Sur une pointe d'ironie. L'inquiétude de la jeune fille l'amuse. Elle comprit alors : seul quelqu'un qui n'avait rien vu de son pouvoir pouvait s'inquiéter pour elle. N'importe qui d'autre aurait balbutié quelques remerciements nasillards, avant de prendre ses jambes à son cou. Mais pas elle.
Elle s'approche ! Ca s'entend. Elle saisit le visage de la demoiselle à bout de doigts, dans une délicatesse qu'on ne lui soupçonnait pas ; elle mire sur tes yeux. Un soupir.
« Aveugle ? »
Elle lui laisse répondre, ce après quoi, elle ajoute.
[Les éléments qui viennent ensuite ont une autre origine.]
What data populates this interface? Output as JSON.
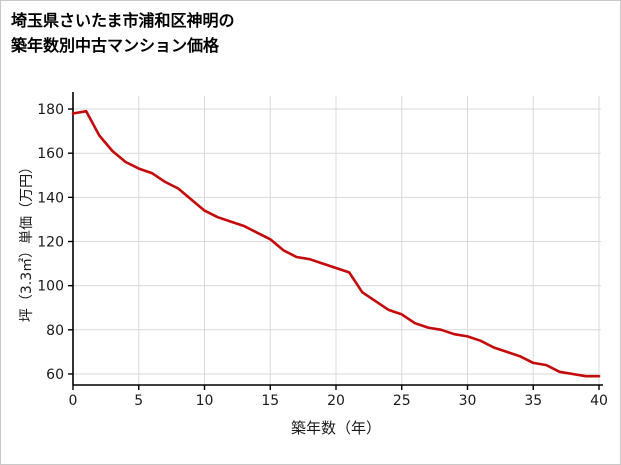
{
  "page": {
    "title_line1": "埼玉県さいたま市浦和区神明の",
    "title_line2": "築年数別中古マンション価格"
  },
  "chart_data": {
    "type": "line",
    "title": "埼玉県さいたま市浦和区神明の築年数別中古マンション価格",
    "xlabel": "築年数（年）",
    "ylabel": "坪（3.3㎡）単価（万円）",
    "xlim": [
      0,
      40
    ],
    "ylim": [
      55,
      185
    ],
    "x_ticks": [
      0,
      5,
      10,
      15,
      20,
      25,
      30,
      35,
      40
    ],
    "y_ticks": [
      60,
      80,
      100,
      120,
      140,
      160,
      180
    ],
    "grid": true,
    "legend": "none",
    "line_color": "#c40a0a",
    "axis_color": "#000000",
    "grid_color": "#d9d9d9",
    "x": [
      0,
      1,
      2,
      3,
      4,
      5,
      6,
      7,
      8,
      9,
      10,
      11,
      12,
      13,
      14,
      15,
      16,
      17,
      18,
      19,
      20,
      21,
      22,
      23,
      24,
      25,
      26,
      27,
      28,
      29,
      30,
      31,
      32,
      33,
      34,
      35,
      36,
      37,
      38,
      39,
      40
    ],
    "series": [
      {
        "name": "坪単価（万円）",
        "values": [
          178,
          179,
          168,
          161,
          156,
          153,
          151,
          147,
          144,
          139,
          134,
          131,
          129,
          127,
          124,
          121,
          116,
          113,
          112,
          110,
          108,
          106,
          97,
          93,
          89,
          87,
          83,
          81,
          80,
          78,
          77,
          75,
          72,
          70,
          68,
          65,
          64,
          61,
          60,
          59,
          59
        ]
      }
    ]
  }
}
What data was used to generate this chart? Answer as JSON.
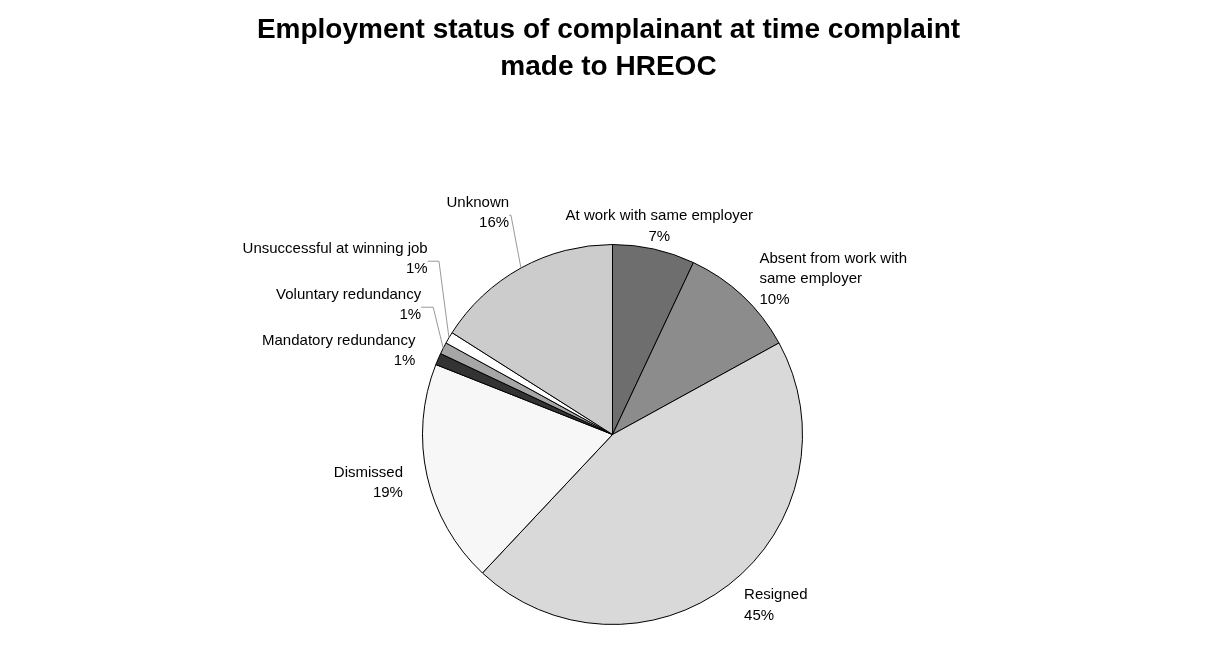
{
  "chart_data": {
    "type": "pie",
    "title": "Employment status of complainant at time complaint made to HREOC",
    "categories": [
      "At work with same employer",
      "Absent from work with same employer",
      "Resigned",
      "Dismissed",
      "Mandatory redundancy",
      "Voluntary redundancy",
      "Unsuccessful at winning job",
      "Unknown"
    ],
    "values": [
      7,
      10,
      45,
      19,
      1,
      1,
      1,
      16
    ],
    "colors": [
      "#6e6e6e",
      "#8c8c8c",
      "#d9d9d9",
      "#f7f7f7",
      "#333333",
      "#a6a6a6",
      "#ffffff",
      "#cccccc"
    ],
    "value_labels": [
      "7%",
      "10%",
      "45%",
      "19%",
      "1%",
      "1%",
      "1%",
      "16%"
    ]
  }
}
« Je suis une aventurière. Tu as eu de la chance d'être tombée sur moi. Je te raccompagne, si tu le souhaites. »
Il y a toujours cet indescriptible amusement, dans sa voix. Cette jeune fille, cette poupée ce porcelaine était l'une des créatures les plus fragiles qu'elle avait vues de sa vie, et pourtant, c'était dans une ruelle sinistre de la capitale, en pleine nuit, qu'elle la rencontrait. Lucy était parfois farceuse, dans son genre. En somme, Cassiopée remarquera quelque chose, chez Aniel : il n'y a pas la moindre pitié, pas le moindre remord, dans sa voix. Un roc.
La guerrière et la poupée
Feat Aniel Guradon
Plaisanter. Si seulement tu le pouvais en de telles circonstances. Mais tu ignorais plus de la moitié des événements qui venaient de se produire. Quand bien même tu aurais pu voir ce qui s'était passé, tu aurais quand même posé cette question. Par pur principe certainement. Mais bon, à en juger par la reponse de la jeune femme ainsi que le ton de sa voix, tu en déduis qu'elle n'a rien. Vraiment rien. Aussi bien sur le plz que physique qu'émotionnel. Tant mieux : la culpabilité t'aurait rongé si jamais ta "sauveuse" s'était blessée par ta faute. Parce que tu es faible. Parce que tu es sans défense. La preuve étant que tu ne peux même pas réagir alors que ton interlocutrice avait posé ses doigts sur ton visage et ce avec une certaine délicatesse.
« Oui, totalement.» repondis-tu dans un sourire étrangement nerveux tout en te redressant. « En principe je devrais te dire que ce n'est pas la peine et que je n'ai pas envie de te déranger davantage. Cependant, je n'ai pas envie de suivre de principe donc ce n'est pas de refus.»
Tu soupires. Après tout, t'aimes pas trop déranger les autres, dépendre de quelqu'un. Mais parfois, il faut pouvoir admettre ses faiblesses et accepter l'aide d'une personne.
« J'habite... Par là...Du côté des plaines » dis-tu en pointant du doigt le bout de la ruelle, par où il fallait quitter cette dernière pour continuer ta route jusqu'à ton domicile. « Enfaîte, moi c'est Cassiopée. Je suis dresseuse de chevaux.»